Mr McCafferty said that some of the things that have led to a decline in world interest rates since the 1980s - embracing low levels of production and the building of economies by the infant boomers - would ultimately go in the opposite direction. Long run developments in overall interest rates affect the cost of debt considered necessary by the MPCs to keep head of rate increases in order to contain rate increases and explains why public debt cost has been lower since the beginning of 2009 than it has been since the bank's inception in 1694.
He said that while consumer and corporate spending should now be prepared for further rises in their credit cost following last week's rise, they would be finite and incremental. "The interest rates in the first 10 years (1997-2007) of the MPC will be well below the 5% average," he said.
McCafferty, whose six-year tenure as one of the four external MPC members ends this month, also said: labor bottlenecks would accelerate pay rises to nearly 4% next year; the Bank of England had not vacated it too late to begin streamlining policies, but would have to announce two quarter-hour interest hikes within the next 18 to two years; Brexit's insecurity had hit companies far harder than its consumer base, leading to lower levels of capital spending than usual.
Mr McCafferty said that despite Brexit's "potentially large risks", the bank would need to react to proof that the lowest level of joblessness in more than 40 years is causing a rampant shortage of skilled workers.
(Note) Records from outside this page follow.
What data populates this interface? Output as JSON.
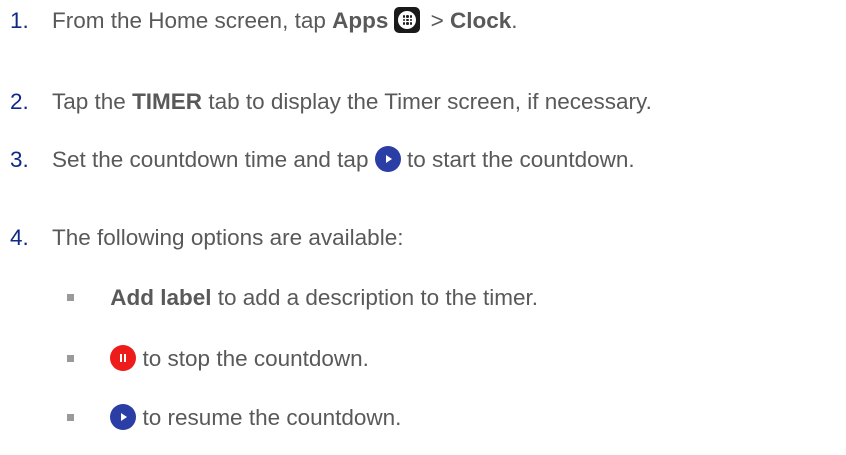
{
  "steps": [
    {
      "number": "1.",
      "text_before": "From the Home screen, tap ",
      "bold1": "Apps",
      "icon": "apps-grid-icon",
      "text_middle": " > ",
      "bold2": "Clock",
      "text_after": "."
    },
    {
      "number": "2.",
      "text_before": "Tap the ",
      "bold": "TIMER",
      "text_after": " tab to display the Timer screen, if necessary."
    },
    {
      "number": "3.",
      "text_before": "Set the countdown time and tap ",
      "icon": "play-icon",
      "text_after": " to start the countdown."
    },
    {
      "number": "4.",
      "text": "The following options are available:"
    }
  ],
  "options": [
    {
      "bold": "Add label",
      "text": " to add a description to the timer."
    },
    {
      "icon": "pause-icon",
      "text": "to stop the countdown."
    },
    {
      "icon": "play-icon",
      "text": "to resume the countdown."
    }
  ],
  "colors": {
    "step_number": "#0e2a86",
    "body_text": "#595959",
    "play_button": "#2b3ea6",
    "pause_button": "#ee1b1b",
    "bullet": "#9a9a9a"
  }
}
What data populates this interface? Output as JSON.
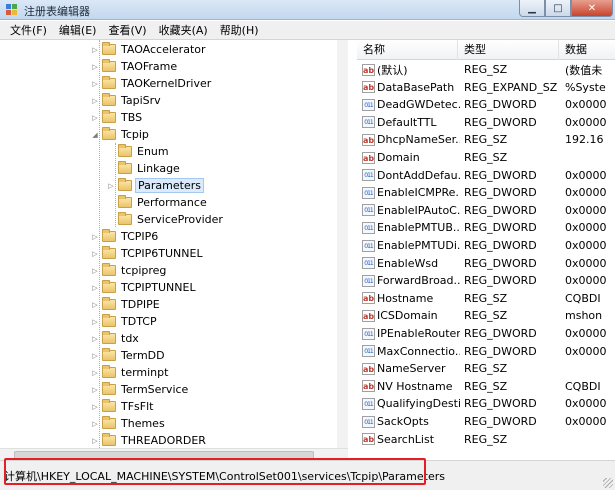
{
  "window": {
    "title": "注册表编辑器"
  },
  "menu": [
    "文件(F)",
    "编辑(E)",
    "查看(V)",
    "收藏夹(A)",
    "帮助(H)"
  ],
  "tree": [
    {
      "label": "TAOAccelerator",
      "level": 1,
      "expander": "collapsed",
      "selected": false
    },
    {
      "label": "TAOFrame",
      "level": 1,
      "expander": "collapsed",
      "selected": false
    },
    {
      "label": "TAOKernelDriver",
      "level": 1,
      "expander": "collapsed",
      "selected": false
    },
    {
      "label": "TapiSrv",
      "level": 1,
      "expander": "collapsed",
      "selected": false
    },
    {
      "label": "TBS",
      "level": 1,
      "expander": "collapsed",
      "selected": false
    },
    {
      "label": "Tcpip",
      "level": 1,
      "expander": "expanded",
      "selected": false
    },
    {
      "label": "Enum",
      "level": 2,
      "expander": "none",
      "selected": false
    },
    {
      "label": "Linkage",
      "level": 2,
      "expander": "none",
      "selected": false
    },
    {
      "label": "Parameters",
      "level": 2,
      "expander": "collapsed",
      "selected": true
    },
    {
      "label": "Performance",
      "level": 2,
      "expander": "none",
      "selected": false
    },
    {
      "label": "ServiceProvider",
      "level": 2,
      "expander": "none",
      "selected": false
    },
    {
      "label": "TCPIP6",
      "level": 1,
      "expander": "collapsed",
      "selected": false
    },
    {
      "label": "TCPIP6TUNNEL",
      "level": 1,
      "expander": "collapsed",
      "selected": false
    },
    {
      "label": "tcpipreg",
      "level": 1,
      "expander": "collapsed",
      "selected": false
    },
    {
      "label": "TCPIPTUNNEL",
      "level": 1,
      "expander": "collapsed",
      "selected": false
    },
    {
      "label": "TDPIPE",
      "level": 1,
      "expander": "collapsed",
      "selected": false
    },
    {
      "label": "TDTCP",
      "level": 1,
      "expander": "collapsed",
      "selected": false
    },
    {
      "label": "tdx",
      "level": 1,
      "expander": "collapsed",
      "selected": false
    },
    {
      "label": "TermDD",
      "level": 1,
      "expander": "collapsed",
      "selected": false
    },
    {
      "label": "terminpt",
      "level": 1,
      "expander": "collapsed",
      "selected": false
    },
    {
      "label": "TermService",
      "level": 1,
      "expander": "collapsed",
      "selected": false
    },
    {
      "label": "TFsFlt",
      "level": 1,
      "expander": "collapsed",
      "selected": false
    },
    {
      "label": "Themes",
      "level": 1,
      "expander": "collapsed",
      "selected": false
    },
    {
      "label": "THREADORDER",
      "level": 1,
      "expander": "collapsed",
      "selected": false
    }
  ],
  "columns": {
    "name": "名称",
    "type": "类型",
    "data": "数据"
  },
  "values": [
    {
      "name": "(默认)",
      "type": "REG_SZ",
      "data": "(数值未",
      "icon": "string-value-icon"
    },
    {
      "name": "DataBasePath",
      "type": "REG_EXPAND_SZ",
      "data": "%Syste",
      "icon": "string-value-icon"
    },
    {
      "name": "DeadGWDetec...",
      "type": "REG_DWORD",
      "data": "0x0000",
      "icon": "binary-value-icon"
    },
    {
      "name": "DefaultTTL",
      "type": "REG_DWORD",
      "data": "0x0000",
      "icon": "binary-value-icon"
    },
    {
      "name": "DhcpNameSer...",
      "type": "REG_SZ",
      "data": "192.16",
      "icon": "string-value-icon"
    },
    {
      "name": "Domain",
      "type": "REG_SZ",
      "data": "",
      "icon": "string-value-icon"
    },
    {
      "name": "DontAddDefau...",
      "type": "REG_DWORD",
      "data": "0x0000",
      "icon": "binary-value-icon"
    },
    {
      "name": "EnableICMPRe...",
      "type": "REG_DWORD",
      "data": "0x0000",
      "icon": "binary-value-icon"
    },
    {
      "name": "EnableIPAutoC...",
      "type": "REG_DWORD",
      "data": "0x0000",
      "icon": "binary-value-icon"
    },
    {
      "name": "EnablePMTUB...",
      "type": "REG_DWORD",
      "data": "0x0000",
      "icon": "binary-value-icon"
    },
    {
      "name": "EnablePMTUDi...",
      "type": "REG_DWORD",
      "data": "0x0000",
      "icon": "binary-value-icon"
    },
    {
      "name": "EnableWsd",
      "type": "REG_DWORD",
      "data": "0x0000",
      "icon": "binary-value-icon"
    },
    {
      "name": "ForwardBroad...",
      "type": "REG_DWORD",
      "data": "0x0000",
      "icon": "binary-value-icon"
    },
    {
      "name": "Hostname",
      "type": "REG_SZ",
      "data": "CQBDI",
      "icon": "string-value-icon"
    },
    {
      "name": "ICSDomain",
      "type": "REG_SZ",
      "data": "mshon",
      "icon": "string-value-icon"
    },
    {
      "name": "IPEnableRouter",
      "type": "REG_DWORD",
      "data": "0x0000",
      "icon": "binary-value-icon"
    },
    {
      "name": "MaxConnectio...",
      "type": "REG_DWORD",
      "data": "0x0000",
      "icon": "binary-value-icon"
    },
    {
      "name": "NameServer",
      "type": "REG_SZ",
      "data": "",
      "icon": "string-value-icon"
    },
    {
      "name": "NV Hostname",
      "type": "REG_SZ",
      "data": "CQBDI",
      "icon": "string-value-icon"
    },
    {
      "name": "QualifyingDesti...",
      "type": "REG_DWORD",
      "data": "0x0000",
      "icon": "binary-value-icon"
    },
    {
      "name": "SackOpts",
      "type": "REG_DWORD",
      "data": "0x0000",
      "icon": "binary-value-icon"
    },
    {
      "name": "SearchList",
      "type": "REG_SZ",
      "data": "",
      "icon": "string-value-icon"
    }
  ],
  "status": {
    "path": "计算机\\HKEY_LOCAL_MACHINE\\SYSTEM\\ControlSet001\\services\\Tcpip\\Parameters"
  },
  "colors": {
    "highlight": "#e21f26",
    "selection": "#dcebfc"
  }
}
McCafferty said the city was currently penncilling into two interest rates hikes over the next two years, but that the hikes would probably be "front-loaded".
Adding that the uncommon uncertainties - especially with regard to Brexit - made it difficult to finalise the date of further interest hikes, he predicted "another pair in the next 18 month or two". McCafferty was one of the first MPC members to voted for the bank in March to increase interest rates from the 0.5% contingency stage achieved during the depth of the turmoil.
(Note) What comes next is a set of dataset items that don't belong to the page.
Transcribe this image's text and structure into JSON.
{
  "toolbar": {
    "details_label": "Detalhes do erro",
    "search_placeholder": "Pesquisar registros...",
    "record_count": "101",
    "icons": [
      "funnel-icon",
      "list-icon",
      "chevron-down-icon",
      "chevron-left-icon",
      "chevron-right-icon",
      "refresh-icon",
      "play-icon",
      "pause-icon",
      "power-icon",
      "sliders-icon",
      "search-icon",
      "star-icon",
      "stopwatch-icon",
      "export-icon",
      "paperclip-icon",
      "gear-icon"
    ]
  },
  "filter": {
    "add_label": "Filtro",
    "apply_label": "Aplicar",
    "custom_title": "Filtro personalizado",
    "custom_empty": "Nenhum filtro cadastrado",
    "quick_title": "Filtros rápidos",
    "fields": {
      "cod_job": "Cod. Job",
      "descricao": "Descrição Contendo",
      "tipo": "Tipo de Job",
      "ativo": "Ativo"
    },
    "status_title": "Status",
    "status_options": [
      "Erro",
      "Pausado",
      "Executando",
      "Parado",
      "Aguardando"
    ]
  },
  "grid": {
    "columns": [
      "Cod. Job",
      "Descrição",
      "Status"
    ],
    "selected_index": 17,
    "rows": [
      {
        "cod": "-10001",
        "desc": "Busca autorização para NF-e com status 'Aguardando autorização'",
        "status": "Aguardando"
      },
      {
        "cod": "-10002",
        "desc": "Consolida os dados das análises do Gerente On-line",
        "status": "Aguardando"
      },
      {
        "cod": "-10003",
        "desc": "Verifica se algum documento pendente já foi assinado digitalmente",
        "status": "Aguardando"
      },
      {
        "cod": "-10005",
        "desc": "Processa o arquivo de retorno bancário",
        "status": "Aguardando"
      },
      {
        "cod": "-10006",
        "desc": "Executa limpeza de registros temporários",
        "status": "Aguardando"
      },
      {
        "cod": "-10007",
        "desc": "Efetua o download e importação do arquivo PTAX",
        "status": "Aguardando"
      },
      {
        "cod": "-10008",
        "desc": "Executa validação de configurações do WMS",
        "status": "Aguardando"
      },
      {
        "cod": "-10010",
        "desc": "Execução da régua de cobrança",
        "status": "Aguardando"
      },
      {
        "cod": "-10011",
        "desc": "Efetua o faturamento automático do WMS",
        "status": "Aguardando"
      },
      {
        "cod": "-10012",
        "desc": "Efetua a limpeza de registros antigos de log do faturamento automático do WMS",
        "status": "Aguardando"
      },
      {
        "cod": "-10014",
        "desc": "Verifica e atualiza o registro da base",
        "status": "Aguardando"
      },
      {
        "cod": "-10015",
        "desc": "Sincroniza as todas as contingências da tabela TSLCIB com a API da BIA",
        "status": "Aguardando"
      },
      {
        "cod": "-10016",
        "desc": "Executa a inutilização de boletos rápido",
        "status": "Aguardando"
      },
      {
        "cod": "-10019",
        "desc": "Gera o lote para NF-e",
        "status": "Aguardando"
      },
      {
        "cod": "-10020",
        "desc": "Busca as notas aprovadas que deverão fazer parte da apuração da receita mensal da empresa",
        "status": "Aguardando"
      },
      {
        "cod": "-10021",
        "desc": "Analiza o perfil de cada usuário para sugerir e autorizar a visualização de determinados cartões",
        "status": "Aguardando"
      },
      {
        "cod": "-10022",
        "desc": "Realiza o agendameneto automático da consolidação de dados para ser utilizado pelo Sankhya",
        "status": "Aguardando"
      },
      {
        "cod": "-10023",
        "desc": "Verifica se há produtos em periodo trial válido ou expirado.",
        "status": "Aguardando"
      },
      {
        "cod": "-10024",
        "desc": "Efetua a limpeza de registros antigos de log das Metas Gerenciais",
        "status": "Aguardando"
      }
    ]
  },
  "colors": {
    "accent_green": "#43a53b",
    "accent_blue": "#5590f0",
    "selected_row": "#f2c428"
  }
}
In spite of the continuous decline in joblessness, as the economies have been recovering from their deepest downturn since the Second Word War, wages have remained low and incomes are currently increasing at an average 2.5% per annum. Accelerating profit to 3.25% in 2019 is forecast by the bank, but McCafferty said that if labor demands continue to rise at their present rates, there is a risk that pay rises will be higher.
A number of city comments have been speculating that one of the reasons for the bank's move to increase interest rates to 0 is that the MPCs wish to have more fire power if the UK exits the EU next source next year. Yet depositors have hardly profited from last week's 0.25% interest rate-raising.
Whilst creditors in the main streets, such as Lloyds, Halifax and Nationwide, increased mortgages by a full-quarter point, many depositors have seen an increase of only 0.1%. The HSBC and Barclays have increased mortgages rates without announcement of any increase for depositors, with only one of the more than 100 bank and home loan and bonding companies - the small Beverley Home Loan and Loan Company - pledged to give depositors the full 0.25% increase.
RBS expects that higher interest rates will increase their incomes by £300 million by 2020.